Query response time of eight seconds isn't going to concern hard-disk or performance tape vendors, but a price of around $6 for 4.7 Gbytes of capacity should draw lots of attention from small banks, small hospitals, and even large medical practices; the same capacity on in hard-disk storage would be about $235.

One industry analyst likes the idea that low-cost, high-density drives will get into the hands of smaller companies. Wolfgang Schlichting at IDC says DVD drives such as those found in the 3000 are also good for any company that has to meet government regulations requiring media that hold data like a vault for a very long time. "DVD is low-cost media with a very long life," Schlichting says, "and it doesn't require the same handling that tape does." Ne'er-do-wells can write over data on most tape drives already out in the installed base.
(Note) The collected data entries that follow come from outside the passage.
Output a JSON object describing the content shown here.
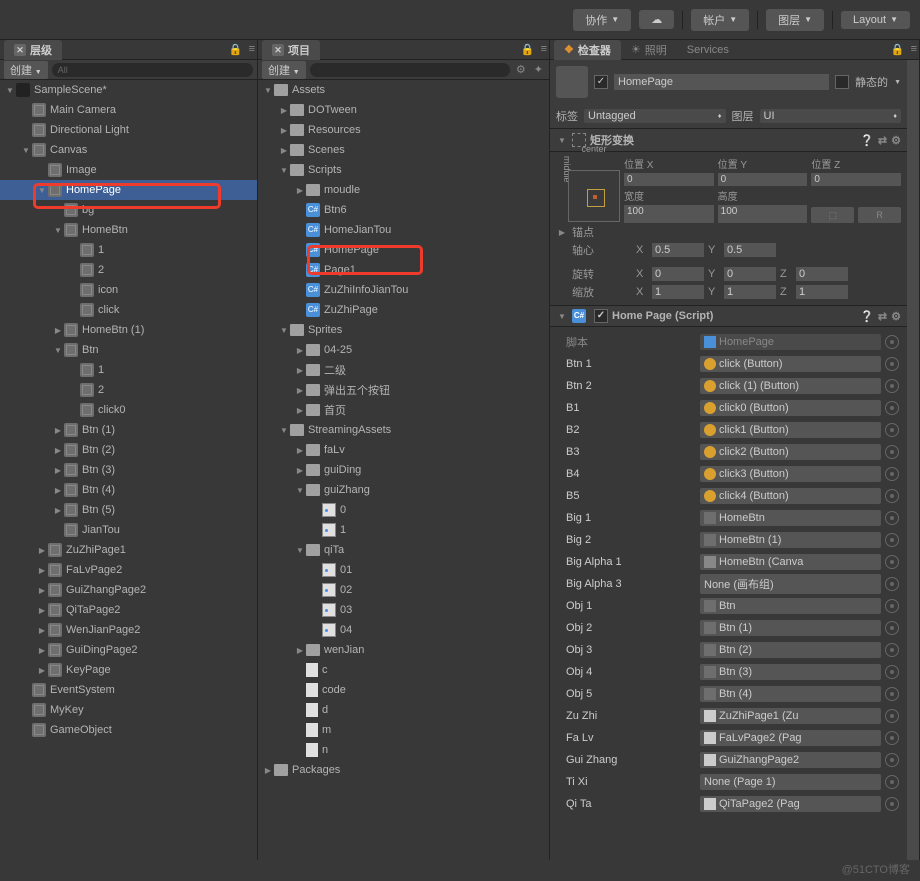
{
  "topbar": {
    "collab": "协作",
    "account": "帐户",
    "layers": "图层",
    "layout": "Layout"
  },
  "panels": {
    "hierarchy_tab": "层级",
    "project_tab": "项目",
    "inspector_tab": "检查器",
    "lighting_tab": "照明",
    "services_tab": "Services",
    "create": "创建",
    "search_ph": "All"
  },
  "hierarchy": [
    {
      "d": 0,
      "f": "open",
      "i": "unity",
      "t": "SampleScene*"
    },
    {
      "d": 1,
      "f": "none",
      "i": "cube",
      "t": "Main Camera"
    },
    {
      "d": 1,
      "f": "none",
      "i": "cube",
      "t": "Directional Light"
    },
    {
      "d": 1,
      "f": "open",
      "i": "cube",
      "t": "Canvas"
    },
    {
      "d": 2,
      "f": "none",
      "i": "cube",
      "t": "Image"
    },
    {
      "d": 2,
      "f": "open",
      "i": "cube",
      "t": "HomePage",
      "sel": true
    },
    {
      "d": 3,
      "f": "none",
      "i": "cube",
      "t": "bg"
    },
    {
      "d": 3,
      "f": "open",
      "i": "cube",
      "t": "HomeBtn"
    },
    {
      "d": 4,
      "f": "none",
      "i": "cube",
      "t": "1"
    },
    {
      "d": 4,
      "f": "none",
      "i": "cube",
      "t": "2"
    },
    {
      "d": 4,
      "f": "none",
      "i": "cube",
      "t": "icon"
    },
    {
      "d": 4,
      "f": "none",
      "i": "cube",
      "t": "click"
    },
    {
      "d": 3,
      "f": "closed",
      "i": "cube",
      "t": "HomeBtn (1)"
    },
    {
      "d": 3,
      "f": "open",
      "i": "cube",
      "t": "Btn"
    },
    {
      "d": 4,
      "f": "none",
      "i": "cube",
      "t": "1"
    },
    {
      "d": 4,
      "f": "none",
      "i": "cube",
      "t": "2"
    },
    {
      "d": 4,
      "f": "none",
      "i": "cube",
      "t": "click0"
    },
    {
      "d": 3,
      "f": "closed",
      "i": "cube",
      "t": "Btn (1)"
    },
    {
      "d": 3,
      "f": "closed",
      "i": "cube",
      "t": "Btn (2)"
    },
    {
      "d": 3,
      "f": "closed",
      "i": "cube",
      "t": "Btn (3)"
    },
    {
      "d": 3,
      "f": "closed",
      "i": "cube",
      "t": "Btn (4)"
    },
    {
      "d": 3,
      "f": "closed",
      "i": "cube",
      "t": "Btn (5)"
    },
    {
      "d": 3,
      "f": "none",
      "i": "cube",
      "t": "JianTou"
    },
    {
      "d": 2,
      "f": "closed",
      "i": "cube",
      "t": "ZuZhiPage1"
    },
    {
      "d": 2,
      "f": "closed",
      "i": "cube",
      "t": "FaLvPage2"
    },
    {
      "d": 2,
      "f": "closed",
      "i": "cube",
      "t": "GuiZhangPage2"
    },
    {
      "d": 2,
      "f": "closed",
      "i": "cube",
      "t": "QiTaPage2"
    },
    {
      "d": 2,
      "f": "closed",
      "i": "cube",
      "t": "WenJianPage2"
    },
    {
      "d": 2,
      "f": "closed",
      "i": "cube",
      "t": "GuiDingPage2"
    },
    {
      "d": 2,
      "f": "closed",
      "i": "cube",
      "t": "KeyPage"
    },
    {
      "d": 1,
      "f": "none",
      "i": "cube",
      "t": "EventSystem"
    },
    {
      "d": 1,
      "f": "none",
      "i": "cube",
      "t": "MyKey"
    },
    {
      "d": 1,
      "f": "none",
      "i": "cube",
      "t": "GameObject"
    }
  ],
  "project": [
    {
      "d": 0,
      "f": "open",
      "i": "folder",
      "t": "Assets"
    },
    {
      "d": 1,
      "f": "closed",
      "i": "folder",
      "t": "DOTween"
    },
    {
      "d": 1,
      "f": "closed",
      "i": "folder",
      "t": "Resources"
    },
    {
      "d": 1,
      "f": "closed",
      "i": "folder",
      "t": "Scenes"
    },
    {
      "d": 1,
      "f": "open",
      "i": "folder",
      "t": "Scripts"
    },
    {
      "d": 2,
      "f": "closed",
      "i": "folder",
      "t": "moudle"
    },
    {
      "d": 2,
      "f": "none",
      "i": "cs",
      "t": "Btn6"
    },
    {
      "d": 2,
      "f": "none",
      "i": "cs",
      "t": "HomeJianTou"
    },
    {
      "d": 2,
      "f": "none",
      "i": "cs",
      "t": "HomePage",
      "mark": true
    },
    {
      "d": 2,
      "f": "none",
      "i": "cs",
      "t": "Page1"
    },
    {
      "d": 2,
      "f": "none",
      "i": "cs",
      "t": "ZuZhiInfoJianTou"
    },
    {
      "d": 2,
      "f": "none",
      "i": "cs",
      "t": "ZuZhiPage"
    },
    {
      "d": 1,
      "f": "open",
      "i": "folder",
      "t": "Sprites"
    },
    {
      "d": 2,
      "f": "closed",
      "i": "folder",
      "t": "04-25"
    },
    {
      "d": 2,
      "f": "closed",
      "i": "folder",
      "t": "二级"
    },
    {
      "d": 2,
      "f": "closed",
      "i": "folder",
      "t": "弹出五个按钮"
    },
    {
      "d": 2,
      "f": "closed",
      "i": "folder",
      "t": "首页"
    },
    {
      "d": 1,
      "f": "open",
      "i": "folder",
      "t": "StreamingAssets"
    },
    {
      "d": 2,
      "f": "closed",
      "i": "folder",
      "t": "faLv"
    },
    {
      "d": 2,
      "f": "closed",
      "i": "folder",
      "t": "guiDing"
    },
    {
      "d": 2,
      "f": "open",
      "i": "folder",
      "t": "guiZhang"
    },
    {
      "d": 3,
      "f": "none",
      "i": "img",
      "t": "0"
    },
    {
      "d": 3,
      "f": "none",
      "i": "img",
      "t": "1"
    },
    {
      "d": 2,
      "f": "open",
      "i": "folder",
      "t": "qiTa"
    },
    {
      "d": 3,
      "f": "none",
      "i": "img",
      "t": "01"
    },
    {
      "d": 3,
      "f": "none",
      "i": "img",
      "t": "02"
    },
    {
      "d": 3,
      "f": "none",
      "i": "img",
      "t": "03"
    },
    {
      "d": 3,
      "f": "none",
      "i": "img",
      "t": "04"
    },
    {
      "d": 2,
      "f": "closed",
      "i": "folder",
      "t": "wenJian"
    },
    {
      "d": 2,
      "f": "none",
      "i": "txt",
      "t": "c"
    },
    {
      "d": 2,
      "f": "none",
      "i": "txt",
      "t": "code"
    },
    {
      "d": 2,
      "f": "none",
      "i": "txt",
      "t": "d"
    },
    {
      "d": 2,
      "f": "none",
      "i": "txt",
      "t": "m"
    },
    {
      "d": 2,
      "f": "none",
      "i": "txt",
      "t": "n"
    },
    {
      "d": 0,
      "f": "closed",
      "i": "folder",
      "t": "Packages"
    }
  ],
  "inspector": {
    "name": "HomePage",
    "static": "静态的",
    "tag_lbl": "标签",
    "tag_val": "Untagged",
    "layer_lbl": "图层",
    "layer_val": "UI",
    "rect_title": "矩形变换",
    "anchor_c": "center",
    "anchor_m": "middle",
    "posx": "位置 X",
    "posy": "位置 Y",
    "posz": "位置 Z",
    "posxv": "0",
    "posyv": "0",
    "poszv": "0",
    "width": "宽度",
    "height": "高度",
    "widthv": "100",
    "heightv": "100",
    "anchors": "锚点",
    "pivot": "轴心",
    "pivotx": "0.5",
    "pivoty": "0.5",
    "rot": "旋转",
    "rotx": "0",
    "roty": "0",
    "rotz": "0",
    "scale": "缩放",
    "sx": "1",
    "sy": "1",
    "sz": "1",
    "script_title": "Home Page (Script)",
    "script_lbl": "脚本",
    "script_val": "HomePage",
    "props": [
      {
        "l": "Btn 1",
        "v": "click (Button)",
        "i": "btn"
      },
      {
        "l": "Btn 2",
        "v": "click (1) (Button)",
        "i": "btn"
      },
      {
        "l": "B1",
        "v": "click0 (Button)",
        "i": "btn"
      },
      {
        "l": "B2",
        "v": "click1 (Button)",
        "i": "btn"
      },
      {
        "l": "B3",
        "v": "click2 (Button)",
        "i": "btn"
      },
      {
        "l": "B4",
        "v": "click3 (Button)",
        "i": "btn"
      },
      {
        "l": "B5",
        "v": "click4 (Button)",
        "i": "btn"
      },
      {
        "l": "Big 1",
        "v": "HomeBtn",
        "i": "go"
      },
      {
        "l": "Big 2",
        "v": "HomeBtn (1)",
        "i": "go"
      },
      {
        "l": "Big Alpha 1",
        "v": "HomeBtn (Canva",
        "i": "grid"
      },
      {
        "l": "Big Alpha 3",
        "v": "None (画布组)",
        "i": ""
      },
      {
        "l": "Obj 1",
        "v": "Btn",
        "i": "go"
      },
      {
        "l": "Obj 2",
        "v": "Btn (1)",
        "i": "go"
      },
      {
        "l": "Obj 3",
        "v": "Btn (2)",
        "i": "go"
      },
      {
        "l": "Obj 4",
        "v": "Btn (3)",
        "i": "go"
      },
      {
        "l": "Obj 5",
        "v": "Btn (4)",
        "i": "go"
      },
      {
        "l": "Zu Zhi",
        "v": "ZuZhiPage1 (Zu",
        "i": "pg"
      },
      {
        "l": "Fa Lv",
        "v": "FaLvPage2 (Pag",
        "i": "pg"
      },
      {
        "l": "Gui Zhang",
        "v": "GuiZhangPage2",
        "i": "pg"
      },
      {
        "l": "Ti Xi",
        "v": "None (Page 1)",
        "i": ""
      },
      {
        "l": "Qi Ta",
        "v": "QiTaPage2 (Pag",
        "i": "pg"
      }
    ]
  },
  "watermark": "@51CTO博客"
}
Paul Meyhoefer, director of sales and marketing for the mass storage division at Pioneer, says the company just got into the business market in 1992 but has learned quickly what IT executives like, such as compatibility. "They can take a DVD from the jukebox and install it right into their PCs," he says. Meyhoefer thinks its write-once nature and higher capacity will make DVD-based optical storage more attractive to the medical industry. "New technology in cardiology can unleash a gigabyte of data per scan," he says. Mammography labs, which unleash about 50 Mbytes per scan, are a potential market for the 3000, Meyhoefer says. "A typical mammography lab will take two or three years to produce 1.5 terabytes of data."
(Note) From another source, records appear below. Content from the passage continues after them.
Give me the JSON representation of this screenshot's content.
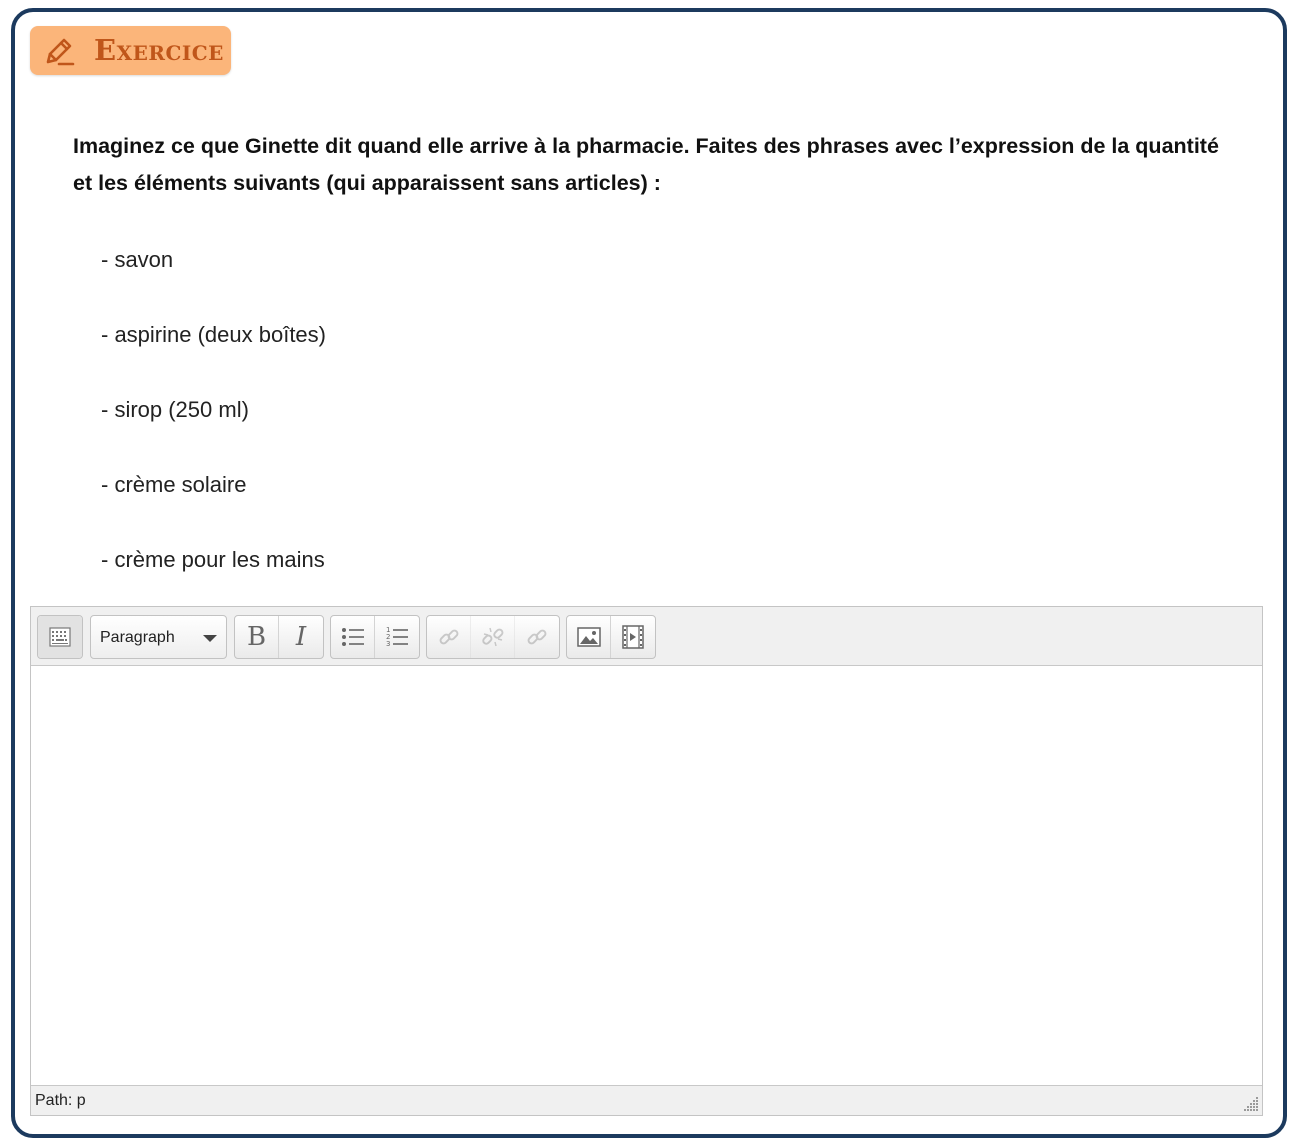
{
  "badge": {
    "icon": "pencil-icon",
    "label": "Exercice",
    "color": "#c0561a",
    "background": "#fbb57a"
  },
  "instructions": "Imaginez ce que Ginette dit quand elle arrive à la pharmacie. Faites des phrases avec l’expression de la quantité et les éléments suivants (qui apparaissent sans articles) :",
  "items": [
    "- savon",
    "- aspirine (deux boîtes)",
    "- sirop (250 ml)",
    "- crème solaire",
    "- crème pour les mains"
  ],
  "editor": {
    "toolbar": {
      "toggle_icon": "toolbar-toggle-icon",
      "format_select": "Paragraph",
      "bold_label": "B",
      "italic_label": "I",
      "icons": [
        "unordered-list-icon",
        "ordered-list-icon",
        "link-icon",
        "unlink-icon",
        "anchor-link-icon",
        "image-icon",
        "media-icon"
      ]
    },
    "content": "",
    "status_path": "Path: p"
  },
  "colors": {
    "frame_border": "#1c3a5e",
    "toolbar_bg": "#f0f0f0"
  }
}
An existing bank customer that's been a user of two high-end DRM-7000 FlexLibraries since 2000, storing between 80 million and 84 million check images, originally chose optical storage because of retrieval times. "The objective was being able to retrieve an image of a check at anyone's workstation, at any branch, while the customer was there," says Jim Simon, VP of operations at Intrust Bank. He was even conservative with the tests. "Our spec was 12 minutes," he recalls, "and tape would sometimes never bring it back at all."
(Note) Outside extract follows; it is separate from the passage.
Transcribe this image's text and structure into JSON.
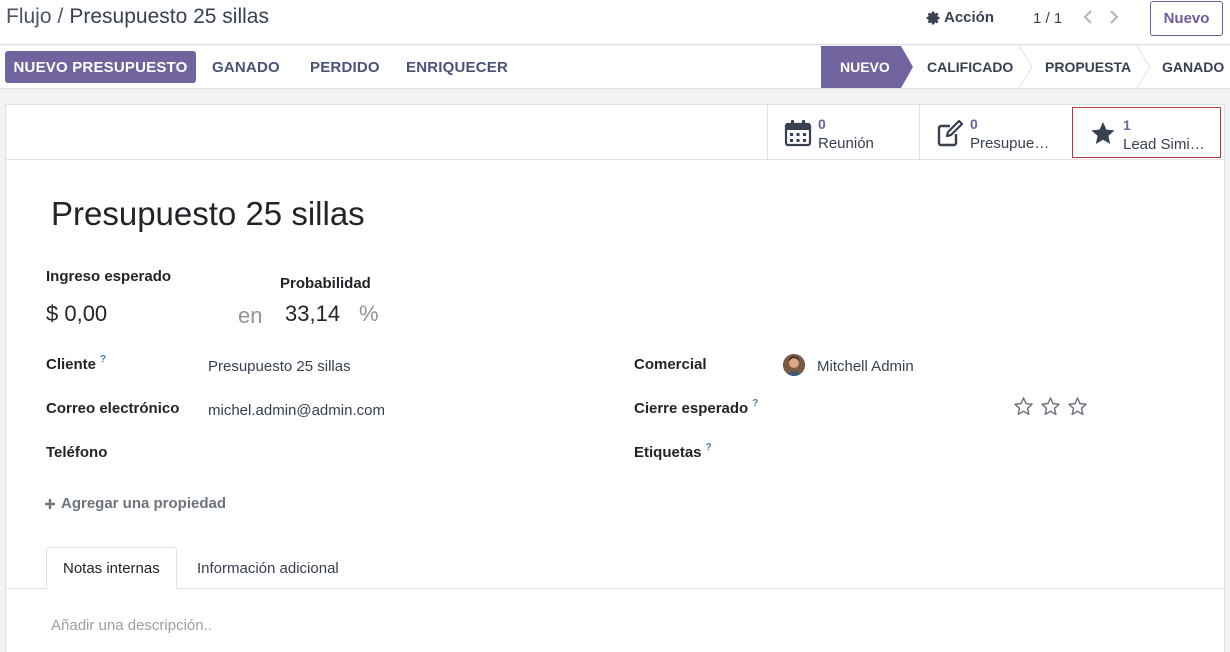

Simon is glad that double-sided DVD prices have come down from $30 to $13 for the same capacity since he was able to replace proprietary magnetic storage, a rewritable optical disk that uses a combination of magnetic and optical methods. Magnetic optical disks use removable cartridges and come in two sizes. The 3-1/2-inch disks hold 128 Mbytes, 230 Mbytes, 640 Mbytes, and 1.3 Gbytes, while the 5-1/4-inch disks hold 650 Mbytes, 1.3 Gbytes, 2.6 Gbytes, 5.2 Gbytes, and 9.1 Gbytes. The latter are double-sided but must be removed and flipped to use the other side. In 1995, Pinnacle Micro introduced a proprietary 4.6-Gbyte drive that also supported 2.6-Gbyte cartridges.

Response times of 8 to 12 seconds seem to work for tellers and customers at around 50 Intrust branches throughout south-central and northeast Kansas. And, says Simon, "I can access a check image from any one of them at my desktop."